Epigenetic reprogramming

From Longevity Wiki

Epigenetic reprogramming generally refers to a significant global remodeling of epigenetic features of DNA. Historically, this term has referred to changes occurring in the context of early organismal development. It has also been referenced in relation to cancer and other disease states.[1][2]

Within the context of longevity research, the term has more specifically been used to refer to a new strategy for cellular rejuvenation.[3][4][5] This article focuses on a narrower definition of epigenetic reprogramming known as reprogramming-induced rejuvenation (RIR), which aims to induce in vivo cellular rejuvenation to continually rewind the clock of aging as a way to prevent, treat, or reverse the diseases of aging.[5][6][7]

Interventions so far indicate that epigenetic reprogramming is capable of rejuvenating animal tissues as seen by both aging clocks and functional markers. Importantly, there is first evidence that epigenetic reprogramming in wild type animals is able to extend lifespan. Macip et al. (2023)[8] observed a significant effect of partial reprogramming on late stage median lifespan when applied to aged wild type mice. Using an adeno-associated virus 9 (AAV9) vector to systemically deliver OSK to 124-week-old mice, the group showed that IVPR could extend the remaining median lifespan of treated mice by 109%.[8][9]

Epigenetics

Epigenetics refers to the study of heritable yet modifiable features or marks on the genome which contribute to gene expression. These features impact the chromatin structure without any change in the nucleotide sequence of DNA and function to regulate how genes are transcribed into proteins.[1][10]

The forms of youthful information storage have been reported to include DNA modifications, histone modifications, RNA modifications, noncoding (nc)RNAs, DNA–RNA hybrids such as R-loops, and protein–DNA interactions.[11][12]

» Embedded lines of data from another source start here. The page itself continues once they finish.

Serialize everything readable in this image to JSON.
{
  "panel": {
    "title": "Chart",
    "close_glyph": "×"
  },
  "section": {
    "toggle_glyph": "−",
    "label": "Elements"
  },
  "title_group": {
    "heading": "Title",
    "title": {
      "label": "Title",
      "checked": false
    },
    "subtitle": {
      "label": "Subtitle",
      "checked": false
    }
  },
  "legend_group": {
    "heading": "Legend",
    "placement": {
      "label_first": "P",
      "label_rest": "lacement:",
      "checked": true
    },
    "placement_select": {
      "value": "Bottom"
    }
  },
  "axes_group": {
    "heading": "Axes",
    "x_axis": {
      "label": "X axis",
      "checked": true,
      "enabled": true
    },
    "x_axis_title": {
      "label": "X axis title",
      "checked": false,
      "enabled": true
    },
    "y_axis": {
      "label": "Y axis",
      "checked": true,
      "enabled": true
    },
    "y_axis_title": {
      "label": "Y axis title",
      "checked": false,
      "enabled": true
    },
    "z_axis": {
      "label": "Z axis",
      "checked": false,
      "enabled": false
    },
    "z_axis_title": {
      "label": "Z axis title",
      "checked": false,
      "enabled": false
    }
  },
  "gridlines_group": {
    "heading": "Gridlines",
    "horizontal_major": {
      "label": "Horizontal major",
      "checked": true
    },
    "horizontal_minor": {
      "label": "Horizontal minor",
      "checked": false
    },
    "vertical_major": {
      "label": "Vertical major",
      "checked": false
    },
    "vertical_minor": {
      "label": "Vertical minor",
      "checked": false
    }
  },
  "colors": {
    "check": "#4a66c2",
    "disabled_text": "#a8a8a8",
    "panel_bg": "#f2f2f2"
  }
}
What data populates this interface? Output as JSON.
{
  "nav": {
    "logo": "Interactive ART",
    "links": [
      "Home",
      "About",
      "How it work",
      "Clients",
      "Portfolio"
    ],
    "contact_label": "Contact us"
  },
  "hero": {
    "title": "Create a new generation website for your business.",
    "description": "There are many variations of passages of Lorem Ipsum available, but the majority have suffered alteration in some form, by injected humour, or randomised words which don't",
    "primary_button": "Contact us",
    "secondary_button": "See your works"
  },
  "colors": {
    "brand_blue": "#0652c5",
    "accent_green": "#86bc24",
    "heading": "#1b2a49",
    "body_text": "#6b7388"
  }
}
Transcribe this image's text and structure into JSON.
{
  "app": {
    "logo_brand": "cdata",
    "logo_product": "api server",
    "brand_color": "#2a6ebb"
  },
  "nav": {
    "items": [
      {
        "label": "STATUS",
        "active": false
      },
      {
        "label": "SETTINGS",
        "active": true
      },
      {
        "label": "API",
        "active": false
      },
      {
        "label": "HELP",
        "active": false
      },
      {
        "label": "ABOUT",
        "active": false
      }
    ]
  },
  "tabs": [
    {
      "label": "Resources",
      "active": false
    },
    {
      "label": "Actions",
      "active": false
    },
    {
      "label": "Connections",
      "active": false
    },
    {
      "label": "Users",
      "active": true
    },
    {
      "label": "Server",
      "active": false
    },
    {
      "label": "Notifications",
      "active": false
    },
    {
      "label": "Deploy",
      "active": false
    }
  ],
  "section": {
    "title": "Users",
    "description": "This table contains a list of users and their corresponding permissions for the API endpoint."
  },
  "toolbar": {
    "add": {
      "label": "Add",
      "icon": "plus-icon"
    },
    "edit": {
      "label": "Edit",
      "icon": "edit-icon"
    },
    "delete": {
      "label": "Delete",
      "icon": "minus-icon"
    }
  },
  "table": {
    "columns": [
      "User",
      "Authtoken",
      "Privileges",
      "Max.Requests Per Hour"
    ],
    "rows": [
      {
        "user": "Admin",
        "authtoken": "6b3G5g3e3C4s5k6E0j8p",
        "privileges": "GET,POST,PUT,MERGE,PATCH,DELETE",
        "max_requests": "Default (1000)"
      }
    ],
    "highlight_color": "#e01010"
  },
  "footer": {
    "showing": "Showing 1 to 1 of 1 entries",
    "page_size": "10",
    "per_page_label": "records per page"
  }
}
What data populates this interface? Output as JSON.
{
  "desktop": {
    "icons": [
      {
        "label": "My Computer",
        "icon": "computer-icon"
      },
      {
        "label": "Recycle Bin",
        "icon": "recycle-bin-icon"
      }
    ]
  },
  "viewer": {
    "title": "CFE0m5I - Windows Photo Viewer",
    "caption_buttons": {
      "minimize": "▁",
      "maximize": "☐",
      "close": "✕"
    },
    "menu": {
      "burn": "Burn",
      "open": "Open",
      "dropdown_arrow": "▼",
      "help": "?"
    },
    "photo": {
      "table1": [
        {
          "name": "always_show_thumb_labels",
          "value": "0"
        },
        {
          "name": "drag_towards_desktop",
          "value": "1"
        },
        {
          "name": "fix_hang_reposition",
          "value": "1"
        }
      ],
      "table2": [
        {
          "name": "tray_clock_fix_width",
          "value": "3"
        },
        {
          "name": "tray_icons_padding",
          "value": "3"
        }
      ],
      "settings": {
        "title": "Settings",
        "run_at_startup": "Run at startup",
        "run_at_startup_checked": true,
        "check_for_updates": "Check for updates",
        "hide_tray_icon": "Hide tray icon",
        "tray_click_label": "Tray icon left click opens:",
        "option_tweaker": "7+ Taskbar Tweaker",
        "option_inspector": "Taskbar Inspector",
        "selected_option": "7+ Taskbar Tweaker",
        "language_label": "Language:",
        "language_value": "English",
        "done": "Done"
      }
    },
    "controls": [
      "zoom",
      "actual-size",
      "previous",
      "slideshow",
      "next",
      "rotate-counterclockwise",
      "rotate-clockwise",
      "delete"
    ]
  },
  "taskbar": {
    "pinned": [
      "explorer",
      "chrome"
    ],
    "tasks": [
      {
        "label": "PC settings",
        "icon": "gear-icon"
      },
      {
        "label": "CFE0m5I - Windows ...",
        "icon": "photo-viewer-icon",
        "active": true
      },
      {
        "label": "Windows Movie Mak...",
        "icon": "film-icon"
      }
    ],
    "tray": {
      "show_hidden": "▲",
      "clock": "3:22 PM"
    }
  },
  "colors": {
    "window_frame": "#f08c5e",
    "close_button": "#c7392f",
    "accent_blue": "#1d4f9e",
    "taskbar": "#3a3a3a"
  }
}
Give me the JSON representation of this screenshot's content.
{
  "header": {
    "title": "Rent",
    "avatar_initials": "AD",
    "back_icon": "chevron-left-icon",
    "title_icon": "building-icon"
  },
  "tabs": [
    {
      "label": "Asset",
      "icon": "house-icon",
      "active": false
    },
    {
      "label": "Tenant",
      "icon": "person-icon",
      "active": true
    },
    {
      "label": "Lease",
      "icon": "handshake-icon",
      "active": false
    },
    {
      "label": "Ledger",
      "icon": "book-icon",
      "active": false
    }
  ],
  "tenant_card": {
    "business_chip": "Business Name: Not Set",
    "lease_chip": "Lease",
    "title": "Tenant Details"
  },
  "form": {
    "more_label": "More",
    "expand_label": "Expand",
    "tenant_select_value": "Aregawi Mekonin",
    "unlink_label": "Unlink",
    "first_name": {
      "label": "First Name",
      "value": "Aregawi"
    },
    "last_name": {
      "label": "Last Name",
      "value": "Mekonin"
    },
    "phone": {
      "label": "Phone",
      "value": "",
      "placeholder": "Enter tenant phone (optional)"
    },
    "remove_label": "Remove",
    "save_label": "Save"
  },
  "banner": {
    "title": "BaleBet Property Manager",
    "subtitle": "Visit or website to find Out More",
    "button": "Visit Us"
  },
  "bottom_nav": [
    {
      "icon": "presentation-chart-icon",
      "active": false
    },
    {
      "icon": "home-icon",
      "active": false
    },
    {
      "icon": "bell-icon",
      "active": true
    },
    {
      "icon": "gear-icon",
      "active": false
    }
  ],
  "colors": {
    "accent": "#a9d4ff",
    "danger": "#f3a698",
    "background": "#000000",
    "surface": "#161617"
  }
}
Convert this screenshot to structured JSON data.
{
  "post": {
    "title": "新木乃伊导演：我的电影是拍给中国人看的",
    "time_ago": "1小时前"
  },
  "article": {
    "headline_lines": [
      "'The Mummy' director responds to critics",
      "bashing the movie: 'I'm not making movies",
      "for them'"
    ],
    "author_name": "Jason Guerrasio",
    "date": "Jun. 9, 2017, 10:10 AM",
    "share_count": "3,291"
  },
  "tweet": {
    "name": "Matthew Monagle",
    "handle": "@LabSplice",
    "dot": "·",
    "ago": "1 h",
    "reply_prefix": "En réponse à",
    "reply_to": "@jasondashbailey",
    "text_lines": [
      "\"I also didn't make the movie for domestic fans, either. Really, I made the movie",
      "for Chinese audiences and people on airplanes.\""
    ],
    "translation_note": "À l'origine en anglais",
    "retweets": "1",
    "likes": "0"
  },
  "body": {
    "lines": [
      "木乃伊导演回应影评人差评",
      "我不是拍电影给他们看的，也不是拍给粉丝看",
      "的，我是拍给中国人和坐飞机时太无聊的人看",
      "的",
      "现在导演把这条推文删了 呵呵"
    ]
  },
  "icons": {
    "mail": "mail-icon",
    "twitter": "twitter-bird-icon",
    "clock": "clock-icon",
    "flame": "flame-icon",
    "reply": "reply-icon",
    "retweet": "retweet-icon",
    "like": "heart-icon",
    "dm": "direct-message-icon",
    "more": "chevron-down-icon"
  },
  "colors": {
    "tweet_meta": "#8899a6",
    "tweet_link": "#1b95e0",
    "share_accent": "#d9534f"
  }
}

The most prominent and well-studied of these epigenetic features is DNA methylation.[13][14] Measurements of DNA methylation patterns have also been used to form the basis for epigenetic aging clocks, as a potential measure of biological age across the mammalian kingdom.[15] Other epigenetic changes include histone modifications and non-coding RNA (ncRNA) mediated gene silencing.[10]

Epigenetic reprogramming as a rejuvenation strategy

Reprogramming induced rejuvenation

Applying reprogramming induced rejuvenation (RIR) in naturally aged mice has recently been shown to improve memory and cognition, promote muscle regeneration, and restore vision.[4][16][17] Analyses using epigenetic aging clocks, which measure some aspects of biological age, show that cellular reprogramming resets epigenetic age.[18][9]

It has been envisioned by some scientists as a therapy that could be used periodically, perhaps every few decades, to continually reverse aging in humans.[19]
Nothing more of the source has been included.